Through all the losing, the podcast developed a bizarre set of in-jokes and references that are impenetrable to first-time listeners. They’ve ceremonially banned and unbanned national sports media figures from appearing on the show for various offenses, created something called “Re-Tweet Armageddon” and made layered, interesting characters out of the local business owners who sponsor the show. Eminently forgettable players have become cult heroes. Their live shows are a hard ticket, their apparel sells out and once a year, they lead a “Fly the Process” sojourn of fans for a Sixers away game.

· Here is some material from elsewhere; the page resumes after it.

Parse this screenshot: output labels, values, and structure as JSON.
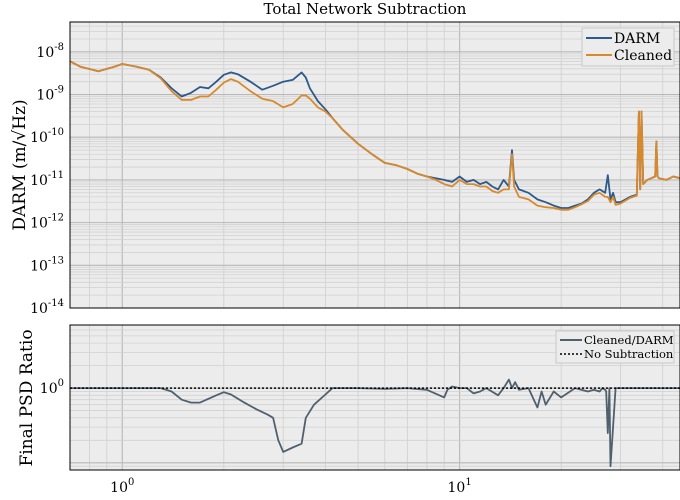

If anything from the show has pierced the mainstream of sports fandom, it’s a contribution from occasional third mic Andrew Unterberger, who caught a mistake in a broadcast closed-captioning that called future 76er Nik Stauskas “Sauce Castillo,” which has since become his nickname. Unterberger, known as “AU” on the show, is a writer and editor at Billboard, and writes for the RTRS in an appropriately esoteric vertical called, “If Not, Pick Will Convey As Two Second-Rounders.”
Unterberger, like Levin and Eskin, is local. He grew up in Lower Merion, attending Adath Israel on the Main Line and his mother Alyse is director of special initiatives at Jewish Learning Venture. Levin’s mother was once president of the Congregations of Shaare Shamayim, and he sees his years talking about Philadelphia sports during Hebrew school at Gratz College as his first real introduction to sports analysis. “That was all very formative to me,” Levin said.
As the 76ers legitimately contend for a championship for the first time since 2000-2001, Eskin can’t help but be grateful for the bizarre, loving community that formed around a losing basketball team that, by the grace of God and Sam Hinkie, has become a winning one.
“There is no group of people in sports history who have done what this group of people did, in their unwavering support of the right thing and their unwavering support of each other,” he said. “It’s really heartening to me, and an experience I will never forget.”